An Eclectic Gastronomy of Sound
Jimmy Buffett’s 1980 song “Incommunicado” contains the line “Travis McGee’s still in Cedar Key / That’s what old John MacDonald said”. McGee was the main character in MacDonald’s series of Florida mystery/adventure books, published between 1964 and 1984. A sort of James Bond/Magnum P.I. type of character, McGee lived on a houseboat. Buffett, however, used a little poetic license with the song, as McGee was actually moored in Ft. Lauderdale – a fair distance from Cedar Key. And, though Buffett’s music is associated with the Florida Keys, Cedar Key is further upstate and a bit more off the beaten path than the linked island playgrounds strung below Miami.

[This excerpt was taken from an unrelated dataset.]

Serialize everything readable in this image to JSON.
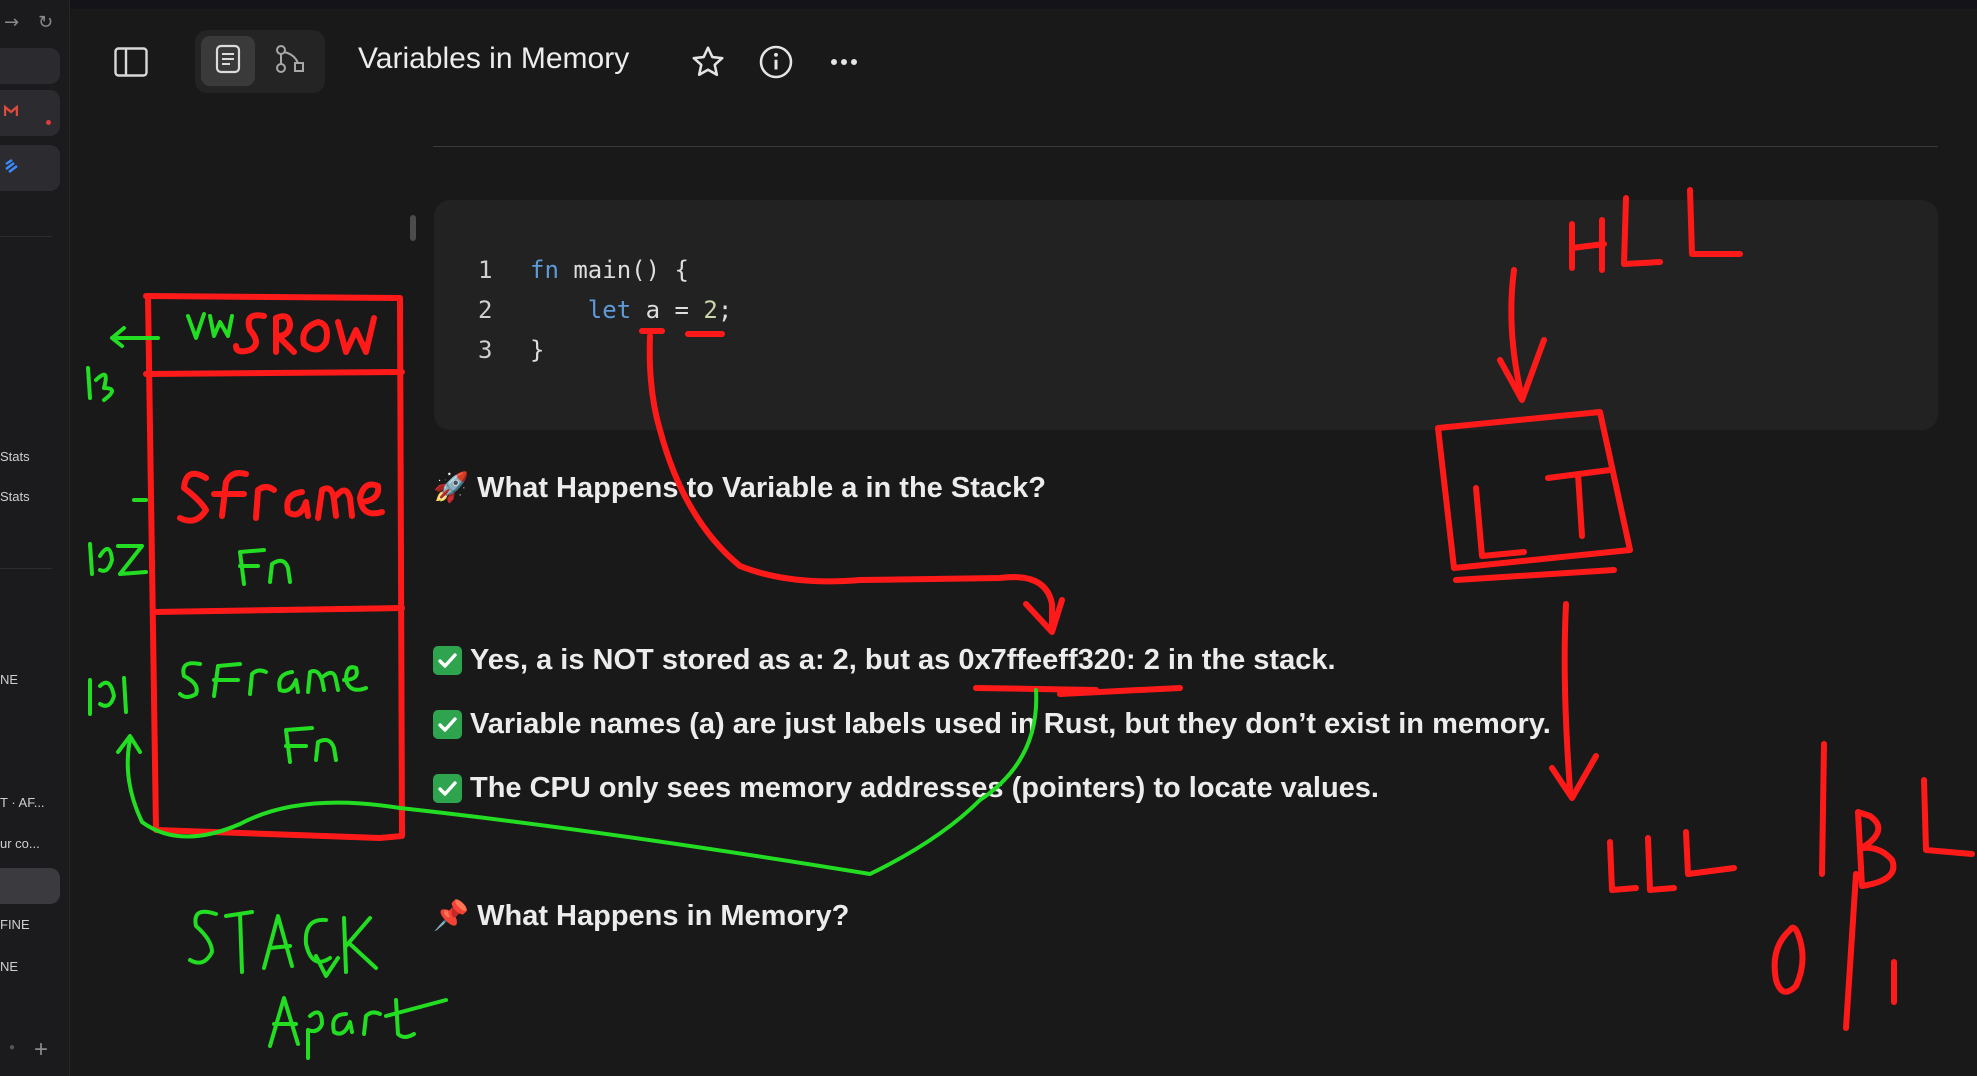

Located on Florida’s “nature coast”, Cedar Key lies about halfway between Tampa and Tallahassee on the Gulf of Mexico, and in the middle of nowhere. Not on the way to anywhere else, the causeway-connected island is only accessible via a long, tedious stretch of two-lane rolling through Slash Pine and palmetto forests, cow pastures and swamp.
Despite its lonely locale, human occupation of the area goes back to 500 B.C., and was later a haunt of pirates such as Jean Lafitte and Captain Kidd. Cedar Key served as an important outpost and fort during the Seminole Wars and the Civil War in the 1800’s and was the western end of the early cross-state Florida Railroad. In 1867, famed naturalist John Muir concluded his 1000-mile walk from Kentucky to the Gulf of Mexico, at Cedar Key (where he promptly contracted malaria, forcing him to stay perhaps a bit longer than he planned before he was able to escape on a ship to Cuba).
The Key still retains a lot of its “old Florida” ramshackle charm, despite gradual population increase and notoriety over the years. In a way, it’s two distinct towns within less than a mile. One is centered on the old main street and is the arts community side – a scattering of historic buildings, cottages and galleries in various states of renovated glory, restoration and/or disrepair. Cats roam the streets and time flows slowly.
Along the waterside is Cedar Key part two – a jumbled wood building collection of seafood restaurants and t-shirt shops. It’s the more touristy side of things, but even here confined to a one-block section and is not too obnoxious. Restaurants serve locally caught clams (the area’s main industry these days) and Gulf shrimp.
Cedar Key’s isolation has helped it keep its character. As well as keep growth in check. It’s the kind of place to escape from it all, to truly become “incommunicado”.